One of my favorite things to do when I feel a little discouraged (it happens to everyone at some point!) is to step back and ask myself this question: Am I doing the best I can with what I have?
I like this question because it forces me to look at reality and consider if I’m just being hard on myself and need to put my critic away or if there’s something I could be doing or a resource I could be using to my advantage that I’m not. It forces me to take an honest assessment of things and thus elucidates areas where perhaps I’m missing something.
Here’s an example: at one point in my career I was working with a manufacturer to address a process issue on the floor. We had taught the crews the skill, we were in the process of generating buy-in, and we were not seeing the results we wanted to see. We’d been working on this issue for what felt like forever, and I was starting to feel like nothing was ever going to improve.
The hard thing about life, and also the relief, is that we simply are not in control of that many things. I have the power to choose how I will respond to situations, but I don’t control other people’s decisions. And even if I work my hardest, I can’t make things change or improve any faster than the least willing participant is able to get on board.

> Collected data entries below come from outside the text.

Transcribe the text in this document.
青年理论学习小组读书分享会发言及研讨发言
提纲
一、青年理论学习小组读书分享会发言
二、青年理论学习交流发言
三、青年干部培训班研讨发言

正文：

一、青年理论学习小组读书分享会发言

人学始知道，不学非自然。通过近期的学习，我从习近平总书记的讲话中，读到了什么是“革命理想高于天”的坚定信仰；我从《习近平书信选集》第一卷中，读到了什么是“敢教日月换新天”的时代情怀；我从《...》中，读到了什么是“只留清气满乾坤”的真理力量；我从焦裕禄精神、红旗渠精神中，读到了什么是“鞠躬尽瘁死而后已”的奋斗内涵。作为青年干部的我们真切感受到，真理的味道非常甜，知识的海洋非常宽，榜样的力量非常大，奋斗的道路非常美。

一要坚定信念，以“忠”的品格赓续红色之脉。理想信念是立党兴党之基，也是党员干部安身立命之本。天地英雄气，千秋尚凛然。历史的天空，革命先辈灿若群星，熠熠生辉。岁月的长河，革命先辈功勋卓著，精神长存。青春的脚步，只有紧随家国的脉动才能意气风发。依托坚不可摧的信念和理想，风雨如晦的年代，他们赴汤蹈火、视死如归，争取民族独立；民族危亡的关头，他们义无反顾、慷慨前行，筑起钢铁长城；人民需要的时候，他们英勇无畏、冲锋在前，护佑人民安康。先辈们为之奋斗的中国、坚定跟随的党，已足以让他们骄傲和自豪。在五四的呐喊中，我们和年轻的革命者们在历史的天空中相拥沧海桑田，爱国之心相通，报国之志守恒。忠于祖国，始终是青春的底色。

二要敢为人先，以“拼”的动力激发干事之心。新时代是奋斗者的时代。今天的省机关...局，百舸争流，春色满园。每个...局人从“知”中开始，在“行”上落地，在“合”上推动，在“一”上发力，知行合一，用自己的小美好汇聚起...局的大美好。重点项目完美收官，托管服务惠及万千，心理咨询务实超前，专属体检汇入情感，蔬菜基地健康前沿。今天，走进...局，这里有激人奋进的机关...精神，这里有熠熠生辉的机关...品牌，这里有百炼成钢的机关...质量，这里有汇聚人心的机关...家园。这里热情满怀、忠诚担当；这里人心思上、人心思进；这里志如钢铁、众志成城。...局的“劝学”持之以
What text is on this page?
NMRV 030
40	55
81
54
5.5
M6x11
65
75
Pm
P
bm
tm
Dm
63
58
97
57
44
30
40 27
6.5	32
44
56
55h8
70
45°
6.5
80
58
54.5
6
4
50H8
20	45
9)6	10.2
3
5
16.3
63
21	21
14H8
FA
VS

Considering this at the time of that project caused me to ask myself this question: Am I doing the best I can with what I have? If I am, then I need to keep going and not give up. If I’m not, what do I need to adjust? Do I need to change how I approach my team? Do I need to bring in someone who currently isn’t involved? Have I gone out of scope on the project? Am I still focused on the goal?
As I said, this reflection always helps me get back to reality. It helps me understand where I still have room to grow and where I can help others grow if they’re willing. It encourages me and then I can turn around and encourage someone else in what they are doing, too.
Activity: Look back at the last time you felt discouraged in your work or a personal undertaking. Why did you feel that way? What was happening? How did you respond to that feeling? How did you address it in yourself, and what was the outcome?